Nous voilà donc prêt.e.s à parier que Derrida n’aurait pas penché, ou tranché, en faveur de la constitution de safe spaces, ou du dispositif pédagogique du « trigger warning ».

Et pourtant, là encore, ce n’est pas si sûr. La suite de l’extrait de Voyousconcernant le « droit à l’ironie dans l’espace public » que je viens de commenter nous oblige à compliquer l’analyse. Je reprends donc la citation dans son entier :

La démocratie, n’est-ce pas aussi ce qui donne le droit à l’ironie dans l’espace public ? Oui, elle ouvre l’espace public, la publicité de l’espace public, en donnant droit au changement de ton, à l’ironie comme à la fiction, au simulacre, au secret, à la littérature, etc. Donc à du non-public public dans le public, à une res publica, à une république où la différence entre le public et le non public reste une limite indécidable. Il y a de la république démocratique dès que ce droit s’exerce[62]

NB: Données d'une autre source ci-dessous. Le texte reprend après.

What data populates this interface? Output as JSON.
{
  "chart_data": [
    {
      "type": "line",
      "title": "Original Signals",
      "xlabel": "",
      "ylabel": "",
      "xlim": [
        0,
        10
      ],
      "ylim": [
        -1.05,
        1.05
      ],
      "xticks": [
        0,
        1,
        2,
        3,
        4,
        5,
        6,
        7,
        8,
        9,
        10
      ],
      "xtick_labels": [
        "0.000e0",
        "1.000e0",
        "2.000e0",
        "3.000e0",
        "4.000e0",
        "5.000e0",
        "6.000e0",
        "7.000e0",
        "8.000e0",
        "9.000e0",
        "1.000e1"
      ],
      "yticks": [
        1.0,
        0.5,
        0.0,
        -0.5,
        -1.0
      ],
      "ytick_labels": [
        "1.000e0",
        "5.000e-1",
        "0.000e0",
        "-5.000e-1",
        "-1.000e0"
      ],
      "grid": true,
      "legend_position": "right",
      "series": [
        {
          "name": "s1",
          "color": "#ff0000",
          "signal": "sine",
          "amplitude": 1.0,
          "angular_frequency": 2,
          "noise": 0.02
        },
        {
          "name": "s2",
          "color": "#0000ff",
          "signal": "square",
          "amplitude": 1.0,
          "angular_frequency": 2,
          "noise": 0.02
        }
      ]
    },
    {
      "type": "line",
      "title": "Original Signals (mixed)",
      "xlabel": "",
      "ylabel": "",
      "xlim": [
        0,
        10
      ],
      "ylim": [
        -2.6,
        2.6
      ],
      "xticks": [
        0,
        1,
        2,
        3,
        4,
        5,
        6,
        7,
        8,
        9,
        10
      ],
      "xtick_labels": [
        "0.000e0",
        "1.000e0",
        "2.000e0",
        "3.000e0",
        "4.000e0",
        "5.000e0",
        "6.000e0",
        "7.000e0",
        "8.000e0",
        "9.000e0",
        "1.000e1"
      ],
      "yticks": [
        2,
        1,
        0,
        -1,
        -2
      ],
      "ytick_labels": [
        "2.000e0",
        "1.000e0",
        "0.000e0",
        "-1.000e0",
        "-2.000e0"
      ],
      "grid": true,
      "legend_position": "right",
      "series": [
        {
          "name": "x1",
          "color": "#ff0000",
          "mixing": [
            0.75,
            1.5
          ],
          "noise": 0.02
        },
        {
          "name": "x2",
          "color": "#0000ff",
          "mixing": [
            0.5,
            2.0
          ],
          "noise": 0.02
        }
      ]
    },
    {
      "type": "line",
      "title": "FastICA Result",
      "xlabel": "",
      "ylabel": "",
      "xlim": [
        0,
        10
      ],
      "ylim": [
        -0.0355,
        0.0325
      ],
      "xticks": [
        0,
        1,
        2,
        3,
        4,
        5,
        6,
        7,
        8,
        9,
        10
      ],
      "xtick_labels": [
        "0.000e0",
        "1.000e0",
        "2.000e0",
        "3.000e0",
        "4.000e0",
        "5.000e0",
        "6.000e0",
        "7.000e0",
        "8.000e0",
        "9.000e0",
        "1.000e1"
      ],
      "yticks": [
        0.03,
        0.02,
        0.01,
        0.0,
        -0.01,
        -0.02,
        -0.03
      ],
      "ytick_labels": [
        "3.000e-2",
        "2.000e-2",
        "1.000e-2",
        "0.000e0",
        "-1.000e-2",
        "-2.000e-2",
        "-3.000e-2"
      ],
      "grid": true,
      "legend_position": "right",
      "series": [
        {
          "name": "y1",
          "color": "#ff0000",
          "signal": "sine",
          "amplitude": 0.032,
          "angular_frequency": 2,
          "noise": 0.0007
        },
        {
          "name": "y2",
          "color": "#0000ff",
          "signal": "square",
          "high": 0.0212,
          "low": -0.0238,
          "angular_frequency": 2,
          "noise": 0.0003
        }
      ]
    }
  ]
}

Si l’invocation performative d’un droit démocratique à l’ironie, au changement de ton et à la littérature – qui seule parle sur tous les tons –, souligne la capacité et le devoir de la démocratie, comme res publica, de tout accueillir, sans réticence et sans censure, « dans l’espace public », la suite de l’énoncé complique la topologie de cette « res publica ». Car il ne s’agit pas exactement pour Derrida de tout rendre uniment public dans l’espace inclusif de la démocratie, mais d’« [ouvrir] l’espace public, la publicité de l’espace public […] à du non-public public dans le public, à une république où la différence entre le public et le non public reste une limite indécidable ».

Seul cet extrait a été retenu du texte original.